Intel Corp. lives by Moore’s Law, but it apparently doesn’t have a copy of the magazine in which the law was first laid down.
The Santa Clara chip giant has posted a $10,000 bounty on eBay for someone who can provide a pristine April 19, 1965, copy of Electronics magazine.”

Here’s the WantItNow listing on eBay.

The Used Book Problem

Have you ever read an article by an officer of a national organization, someone who doesn’t seem to understand some important aspect of the online world, that just makes you want to scream?

The immediate past-president of the American Psychological Society writes about why college textbooks are so expensive: Used-book dealers are like video pirates!

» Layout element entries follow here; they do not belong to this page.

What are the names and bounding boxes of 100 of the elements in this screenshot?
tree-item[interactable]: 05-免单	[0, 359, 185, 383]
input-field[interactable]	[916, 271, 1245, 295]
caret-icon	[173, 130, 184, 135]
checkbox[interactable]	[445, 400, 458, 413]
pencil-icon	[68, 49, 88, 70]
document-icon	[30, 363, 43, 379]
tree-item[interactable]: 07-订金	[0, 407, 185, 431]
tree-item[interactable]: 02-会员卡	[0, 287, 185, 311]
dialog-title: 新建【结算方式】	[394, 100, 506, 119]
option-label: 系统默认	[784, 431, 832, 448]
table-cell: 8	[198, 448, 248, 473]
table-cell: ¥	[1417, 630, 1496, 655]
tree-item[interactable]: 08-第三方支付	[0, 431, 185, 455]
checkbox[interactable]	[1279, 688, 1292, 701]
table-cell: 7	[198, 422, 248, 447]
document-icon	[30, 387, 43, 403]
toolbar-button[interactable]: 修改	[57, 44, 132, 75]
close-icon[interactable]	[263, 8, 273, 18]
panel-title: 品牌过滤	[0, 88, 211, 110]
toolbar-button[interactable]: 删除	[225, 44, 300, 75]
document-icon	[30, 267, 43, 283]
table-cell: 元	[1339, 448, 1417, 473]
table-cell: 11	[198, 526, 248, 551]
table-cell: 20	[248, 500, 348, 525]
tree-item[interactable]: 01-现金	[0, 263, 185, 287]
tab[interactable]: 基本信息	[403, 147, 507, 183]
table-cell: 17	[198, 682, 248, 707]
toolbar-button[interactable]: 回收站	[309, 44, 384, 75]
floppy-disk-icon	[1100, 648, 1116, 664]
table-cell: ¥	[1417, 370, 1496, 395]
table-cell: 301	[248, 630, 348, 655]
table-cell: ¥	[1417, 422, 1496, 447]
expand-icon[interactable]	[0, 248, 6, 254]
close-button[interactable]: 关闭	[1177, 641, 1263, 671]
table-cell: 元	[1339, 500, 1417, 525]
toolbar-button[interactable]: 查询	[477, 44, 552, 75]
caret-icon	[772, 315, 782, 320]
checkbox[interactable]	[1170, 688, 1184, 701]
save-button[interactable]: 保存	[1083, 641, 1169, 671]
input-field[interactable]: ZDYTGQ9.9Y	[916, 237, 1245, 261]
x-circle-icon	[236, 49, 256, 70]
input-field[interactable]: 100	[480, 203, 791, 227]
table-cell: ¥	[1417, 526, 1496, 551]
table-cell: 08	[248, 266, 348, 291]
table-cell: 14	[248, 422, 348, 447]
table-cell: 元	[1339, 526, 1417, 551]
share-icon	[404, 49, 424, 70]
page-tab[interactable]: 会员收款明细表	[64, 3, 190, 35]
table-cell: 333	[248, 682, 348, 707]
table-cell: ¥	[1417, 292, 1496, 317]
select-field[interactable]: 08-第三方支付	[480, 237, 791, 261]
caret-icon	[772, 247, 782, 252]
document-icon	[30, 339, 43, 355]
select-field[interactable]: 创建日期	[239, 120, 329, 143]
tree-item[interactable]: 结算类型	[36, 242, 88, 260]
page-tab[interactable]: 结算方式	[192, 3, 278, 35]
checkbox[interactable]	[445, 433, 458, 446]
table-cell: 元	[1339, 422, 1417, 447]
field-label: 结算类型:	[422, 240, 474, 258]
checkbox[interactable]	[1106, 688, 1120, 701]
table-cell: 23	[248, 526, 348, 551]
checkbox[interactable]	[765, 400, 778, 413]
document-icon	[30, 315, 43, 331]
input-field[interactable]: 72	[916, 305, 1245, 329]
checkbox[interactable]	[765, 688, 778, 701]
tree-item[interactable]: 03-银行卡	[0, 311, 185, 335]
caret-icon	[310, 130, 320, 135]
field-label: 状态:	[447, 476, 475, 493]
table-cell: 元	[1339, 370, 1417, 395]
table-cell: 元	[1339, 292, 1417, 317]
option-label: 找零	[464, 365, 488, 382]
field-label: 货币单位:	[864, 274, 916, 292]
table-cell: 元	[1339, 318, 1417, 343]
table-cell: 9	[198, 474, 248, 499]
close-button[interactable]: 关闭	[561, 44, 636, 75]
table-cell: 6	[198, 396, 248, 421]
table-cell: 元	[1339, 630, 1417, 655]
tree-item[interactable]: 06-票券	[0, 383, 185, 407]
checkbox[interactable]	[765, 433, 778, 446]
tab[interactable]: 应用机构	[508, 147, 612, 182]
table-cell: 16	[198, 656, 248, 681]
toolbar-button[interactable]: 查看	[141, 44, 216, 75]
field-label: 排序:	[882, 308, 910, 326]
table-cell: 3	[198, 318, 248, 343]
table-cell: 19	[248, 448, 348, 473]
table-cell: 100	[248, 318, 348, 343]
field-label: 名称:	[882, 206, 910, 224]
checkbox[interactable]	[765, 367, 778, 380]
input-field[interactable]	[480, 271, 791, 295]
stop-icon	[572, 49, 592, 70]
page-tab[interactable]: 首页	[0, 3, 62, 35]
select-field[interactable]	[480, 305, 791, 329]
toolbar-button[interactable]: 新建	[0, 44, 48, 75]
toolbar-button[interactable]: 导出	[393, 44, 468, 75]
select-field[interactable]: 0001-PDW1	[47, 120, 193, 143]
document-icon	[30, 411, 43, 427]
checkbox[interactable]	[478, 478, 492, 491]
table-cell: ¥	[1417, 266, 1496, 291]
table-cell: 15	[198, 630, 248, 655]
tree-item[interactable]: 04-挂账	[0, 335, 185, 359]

Unless and until laws are changed to prevent the organized sale of used books, you can expect textbook prices to keep increasing.

So I’m screaming: “There’d just be a boom in student-to-student book exchanges online!”

Not that that’s the only (or even most important) thing his legal solution ignores. Oh, the author also suggests that professors might do their small part to defeat used-book-sales piracy by giving their comp copies to libraries, but he doesn’t recognize that we’re part of the “problem,” too — I’ve sure noticed an increase in ILL requests for textbooks in the last year or so.

(Full disclosure: My spouse works for a textbook publisher.)

Marisol’s move perturbs Pilsen people

Some residents of Chicago’s Pilsen neighborhood aren’t happy that the American Girl book which introduces Marisol Luna to the $84-doll-buying public has Marisol moving to the suburbs. In the book, Marisol says her mother told her that Pilsen “was no place for me to grow up. It was dangerous, and there was no place for me to play.” The vice president of Pilsen’s Mexican Fine Arts Center Museum says that’s ridiculous and insulting. Story in the Sun-Times.

Rolling Stone nixes Bible ad

Citing “an unwritten policy against accepting ads containing religious messages,” Rolling Stone rejected an ad that Zondervan had booked for its Today’s New International Version Bible. An executive from the magazine’s parent company didn’t comment on why ad space had been sold to the religious publisher to begin with.

I suspect that the real problem RS has with the ad is that the guy in it isn’t in his underwear, surrounded by naked women.